Physical Description:
xxiv, 312 pages, 24 unnumbered pages of plates : color illustrations ; 24 cm
ISBN:
9781639361854
Abstract:
Adrienne examines how the American Civil War transformed modern medicine while also analyzing changes in education, society, humanitarianism, and technology.

"At the start of the Civil War, the medical field in America was rudimentary, unsanitary, and woefully underprepared to address what would become the bloodiest conflict on U.S. soil. However, in this historic moment of pivotal social and political change, medicine was also fast evolving to meet the needs of the time. Unprecedented strides were made in the science of medicine, and as women and African Americans were admitted into the field for the first time. The Civil War marked a revolution in healthcare as a whole, laying the foundations for the system we know today. In Healing a divided nation, Carole Adrienne will track this remarkable and bloody transformation in its cultural and historical context, illustrating how the advancements made in these four years reverberated throughout the western world for years to come.

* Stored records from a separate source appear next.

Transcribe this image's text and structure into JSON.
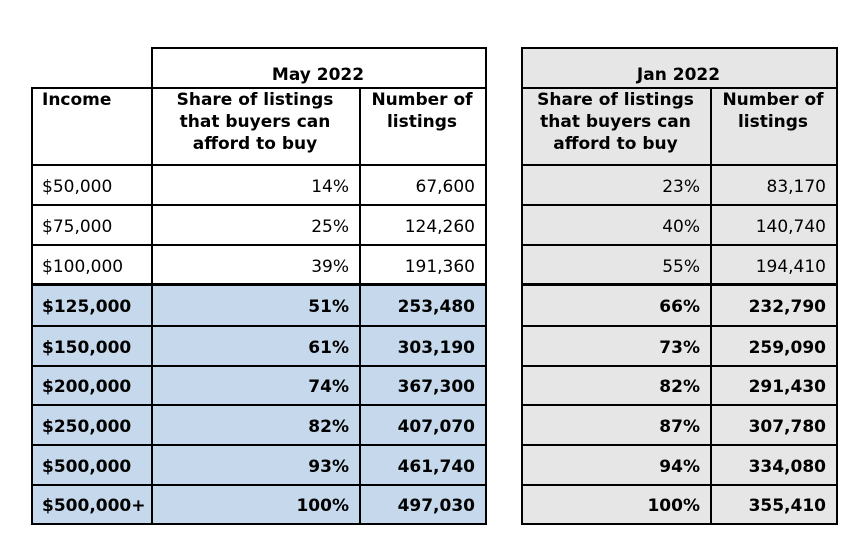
{
  "table": {
    "income_header": "Income",
    "periods": [
      {
        "label": "May 2022",
        "share_header": "Share of listings that buyers can afford to buy",
        "count_header": "Number of listings"
      },
      {
        "label": "Jan 2022",
        "share_header": "Share of listings that buyers can afford to buy",
        "count_header": "Number of listings"
      }
    ],
    "rows": [
      {
        "income": "$50,000",
        "may_share": "14%",
        "may_count": "67,600",
        "jan_share": "23%",
        "jan_count": "83,170",
        "highlight": false
      },
      {
        "income": "$75,000",
        "may_share": "25%",
        "may_count": "124,260",
        "jan_share": "40%",
        "jan_count": "140,740",
        "highlight": false
      },
      {
        "income": "$100,000",
        "may_share": "39%",
        "may_count": "191,360",
        "jan_share": "55%",
        "jan_count": "194,410",
        "highlight": false
      },
      {
        "income": "$125,000",
        "may_share": "51%",
        "may_count": "253,480",
        "jan_share": "66%",
        "jan_count": "232,790",
        "highlight": true
      },
      {
        "income": "$150,000",
        "may_share": "61%",
        "may_count": "303,190",
        "jan_share": "73%",
        "jan_count": "259,090",
        "highlight": true
      },
      {
        "income": "$200,000",
        "may_share": "74%",
        "may_count": "367,300",
        "jan_share": "82%",
        "jan_count": "291,430",
        "highlight": true
      },
      {
        "income": "$250,000",
        "may_share": "82%",
        "may_count": "407,070",
        "jan_share": "87%",
        "jan_count": "307,780",
        "highlight": true
      },
      {
        "income": "$500,000",
        "may_share": "93%",
        "may_count": "461,740",
        "jan_share": "94%",
        "jan_count": "334,080",
        "highlight": true
      },
      {
        "income": "$500,000+",
        "may_share": "100%",
        "may_count": "497,030",
        "jan_share": "100%",
        "jan_count": "355,410",
        "highlight": true
      }
    ],
    "colors": {
      "highlight_blue": "#c5d8ec",
      "jan_gray": "#e6e6e6",
      "border": "#000000"
    }
  }
}
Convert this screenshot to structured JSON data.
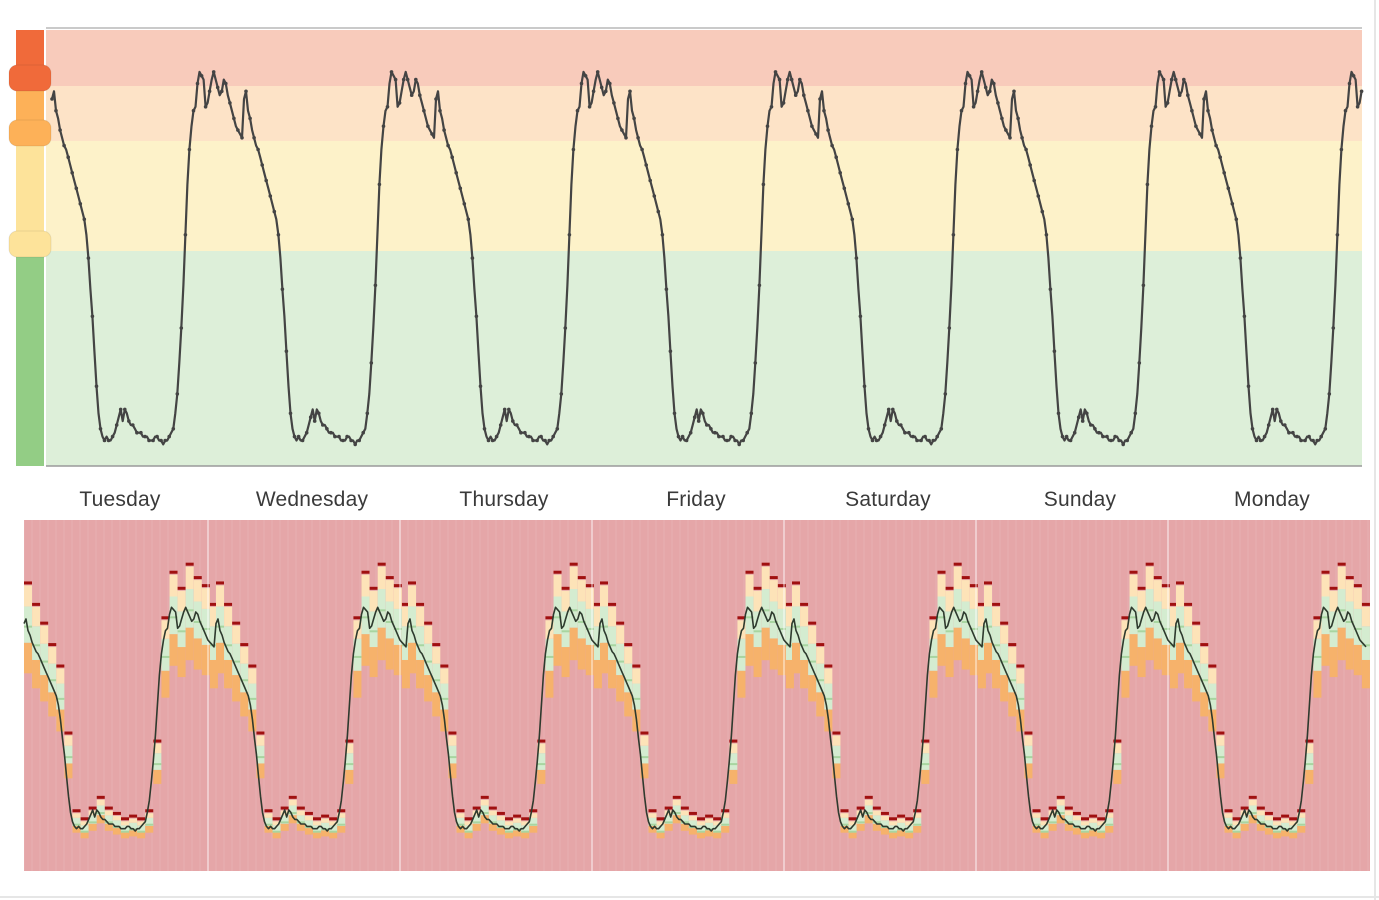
{
  "chart_data": [
    {
      "type": "line",
      "title": "",
      "xlabel": "",
      "ylabel": "",
      "threshold_bands": [
        {
          "level": "critical",
          "color": "#f8cbbb"
        },
        {
          "level": "high",
          "color": "#fde3c7"
        },
        {
          "level": "elevated",
          "color": "#fdf2c9"
        },
        {
          "level": "normal",
          "color": "#ddefd9"
        }
      ],
      "slider_handles": [
        {
          "level": "critical",
          "color": "#f06a3a"
        },
        {
          "level": "high",
          "color": "#fdb158"
        },
        {
          "level": "elevated",
          "color": "#fde39a"
        }
      ],
      "slider_track_colors": [
        "#f06a3a",
        "#fdb158",
        "#fde39a",
        "#93cd85"
      ],
      "series": [
        {
          "name": "",
          "line_color": "#444444",
          "day_profile": [
            92,
            94,
            89,
            87,
            84,
            82,
            80,
            79,
            77,
            75,
            73,
            71,
            69,
            67,
            65,
            63,
            61,
            57,
            51,
            43,
            36,
            27,
            18,
            11,
            7,
            5,
            4,
            5,
            4,
            4,
            5,
            6,
            8,
            10,
            12,
            9,
            12,
            11,
            9,
            8,
            8,
            7,
            6,
            6,
            6,
            5,
            5,
            5,
            4,
            4,
            4,
            5,
            5,
            4,
            4,
            3,
            4,
            4,
            5,
            6,
            7,
            11,
            16,
            24,
            33,
            44,
            57,
            70,
            79,
            85,
            89,
            90,
            96,
            99,
            98,
            97,
            90,
            91,
            94,
            97,
            99,
            97,
            95,
            93,
            94,
            97,
            96,
            93,
            91,
            89,
            87,
            85,
            84,
            83,
            82
          ]
        }
      ],
      "categories": [
        "Tuesday",
        "Wednesday",
        "Thursday",
        "Friday",
        "Saturday",
        "Sunday",
        "Monday"
      ],
      "ylim": [
        0,
        100
      ]
    },
    {
      "type": "area",
      "title": "",
      "background_color": "#e5a6a8",
      "series": [
        {
          "name": "",
          "color": "#f6b26b"
        },
        {
          "name": "",
          "color": "#fde3b8"
        },
        {
          "name": "",
          "color": "#d4ecd0"
        },
        {
          "name": "",
          "color": "#a8d5a0"
        },
        {
          "name": "",
          "color": "#a01010"
        },
        {
          "name": "",
          "color": "#2e3a2e"
        }
      ],
      "categories": [
        "Tuesday",
        "Wednesday",
        "Thursday",
        "Friday",
        "Saturday",
        "Sunday",
        "Monday"
      ],
      "ylim": [
        0,
        100
      ]
    }
  ]
}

Healing a divided nation presents a nonpartisan, aerial overview of this unique era, offering perspectives from Northerns and Southerns, Black and white, men and women. Analyzing the changes in education, society, humanitarianism, and technology in addition to the scientific strides of the period lends Healing a Divided Nation a uniquely wide lens to the topic, expanding the legacy of the developments made. The echoes of Civil War medicine are in every ambulance, every vaccination, every woman who holds a paying job, and in every Black university graduate. Those echoes are in every response of the International and American Red Cross and they are in the recommended international protocol for the treatment of prisoners of war and wounded soldiers. Beginning with the state of medicine at the outset of the war, when doctors did not even know about sterilizing their tools, Adrienne illuminates the transformation in American healthcare through primary source texts that document the lives and achievements of the individuals who pioneered these changes in medicine and society. The story that ensues is one of American innovation and resilience in the face of unparalleled violence, adding a new dimension to the legacy of the Civil War."-- Front jacket flap.
Bibliography Note:
Includes bibliographical references (pages 285-296) and index.
Contents:
The State of American medicine in 1861 -- What made this war so deadly? -- The Doctors -- The Emergence of women and the evolution of skilled nursing -- Battling shortages, inexperience, and blockades: the solutions, replacements, and innovations -- Hospitals: a revolution in care -- The Volunteers: genesis of a great humanitarian movement -- The Legacy.